Are you running away from a colleague who always has a story to tell?

 Have you met someone at work who always has a story to tell? Do you hide from that person or change your route if you see him by the coffee machine, or by the water cooler? And if you encounter him, do you check your watch to signal you have to get back to that (un)scheduled meeting? With our focus on efficiency, we want every minute to count towards our productivity. What we forget is that stories embroider our life with meaning. It is as if we are all fishermen, searching for meaning in the sea. The fishes are the stories we catch. When we are back to our villages by the sea, it is these fishes we share. Stories create a bond between the one who shares it and the one who listens.

Photo by TC Kniss on Unsplash

A manager in a software company discussing the challenges of having worked with a client onsite, a shop assistant at a retail store narrating his experience with an irate customer, a server at a restaurant in Los Angeles whose eyes sparkle like a dewdrop touched by the sun when she discusses her dreams of becoming a movie star. I remember hearing all these stories and more. I have been a witness. Most often, people are not looking for solutions or answers to season their stories. They just want you to notice their existence. Not everyone is a celebrity, but everybody has an intense desire to celebrate their experience. What role will you play in that? Here are some ideas.
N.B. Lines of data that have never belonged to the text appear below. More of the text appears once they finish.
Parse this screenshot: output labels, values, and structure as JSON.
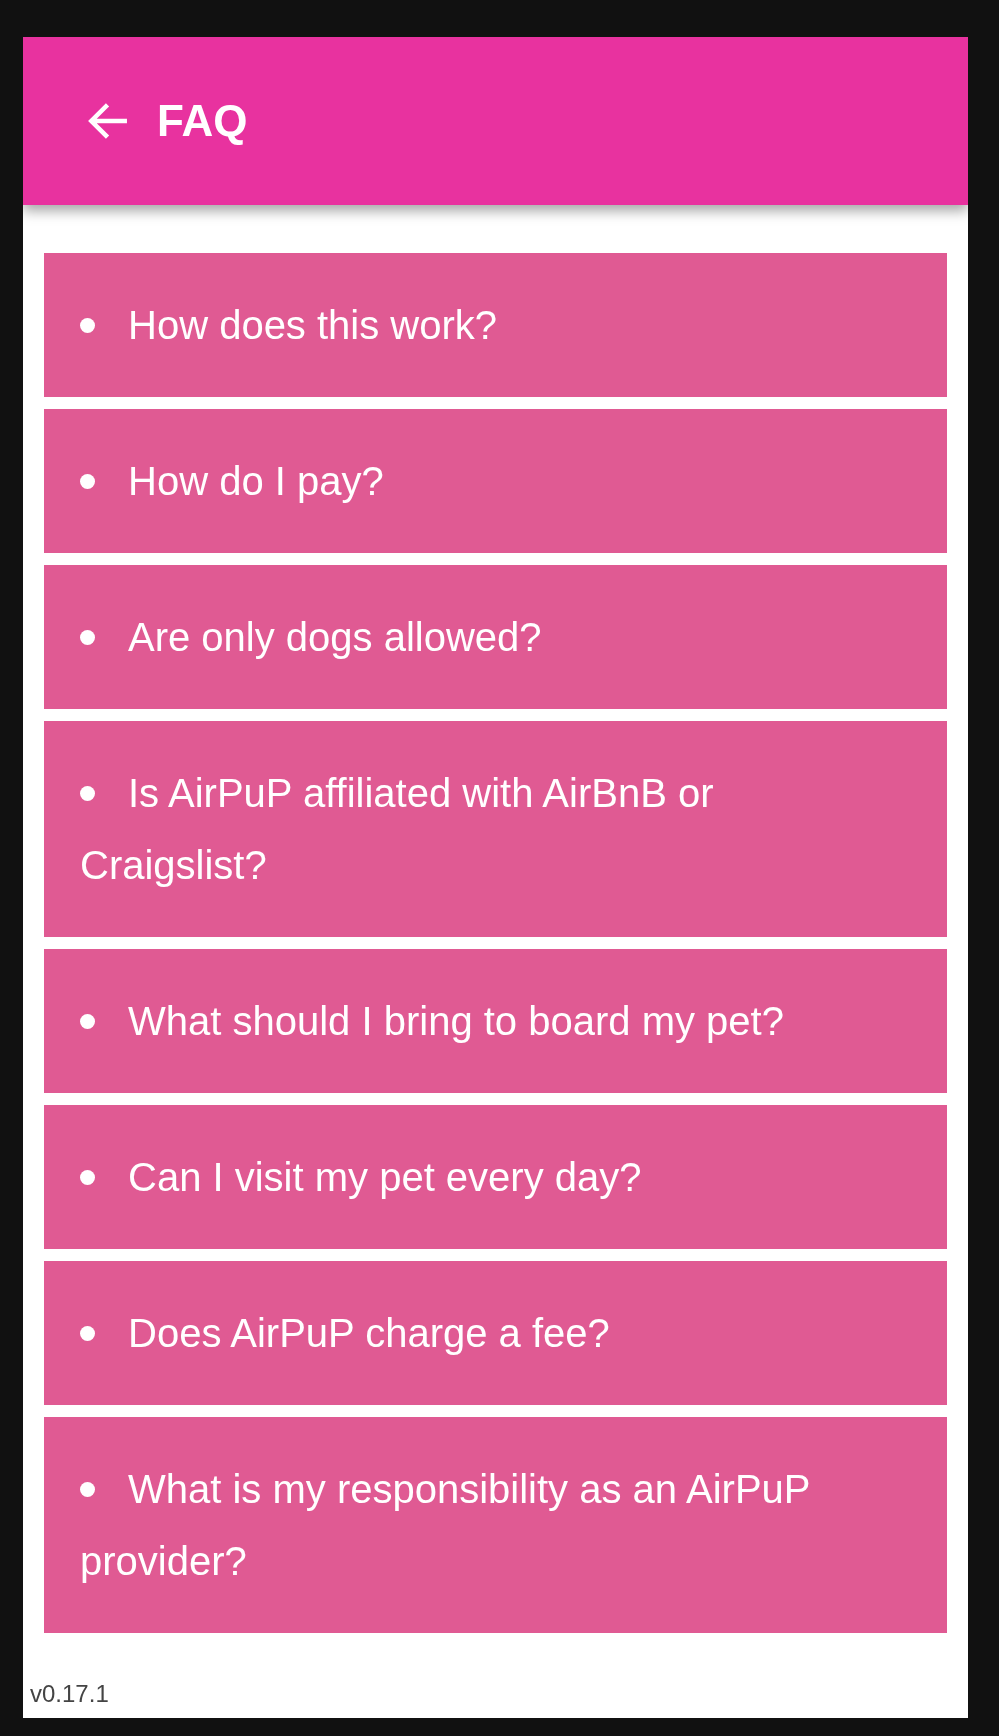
{
  "header": {
    "title": "FAQ"
  },
  "questions": [
    {
      "text": "How does this work?"
    },
    {
      "text": "How do I pay?"
    },
    {
      "text": "Are only dogs allowed?"
    },
    {
      "text": "Is AirPuP affiliated with AirBnB or Craigslist?"
    },
    {
      "text": "What should I bring to board my pet?"
    },
    {
      "text": "Can I visit my pet every day?"
    },
    {
      "text": "Does AirPuP charge a fee?"
    },
    {
      "text": "What is my responsibility as an AirPuP provider?"
    }
  ],
  "version": "v0.17.1"
}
Be the space for the story: We are all storytellers. Often, we restrain ourselves from telling our children “In our times……” As the time comes between us and our experiences, our memory plays a more active role, fabricating events and encounters that never happened. At that point, we must go back to someone who might remind us of what exactly the story was. This someone is a person (or a group of people) with whom we once shared our story. Siblings, old friends, former colleagues, and at times even our parents become fact-checkers for us. When a colleague comes to you and shares a story, be the space for the story to flow. Maybe months or years later, your colleague will need that story to boost his or her confidence, signal progress, or even just to laugh about.

Photo by Juliane Liebermann on Unsplash

View the story as a puzzle: When others share their experiences with you, view it as an opportunity to learn. It could be about the personalities of different actors in the story (one of whom could be your boss in the future!), or the events and how they unfolded, the challenges and dilemmas your colleague talks about, or even what he or she considers as a victory. The sharing of a “heroic journey” of your colleague can be an opportunity for you to introspect. How would you respond or react? View stories as puzzles you and your colleagues are working on together.

Photo by Mimi Thian on Unsplash

Hold the story as a connection: Think of the story as an idea to learn about the world (isn’t that one big reason why we are active on social media?). If a colleague complains about something, honor that experience and struggle. See how it connects to bigger issues in this world. And most importantly think of ways you or your work can solve it. Stories are lead to innovation. Act on them.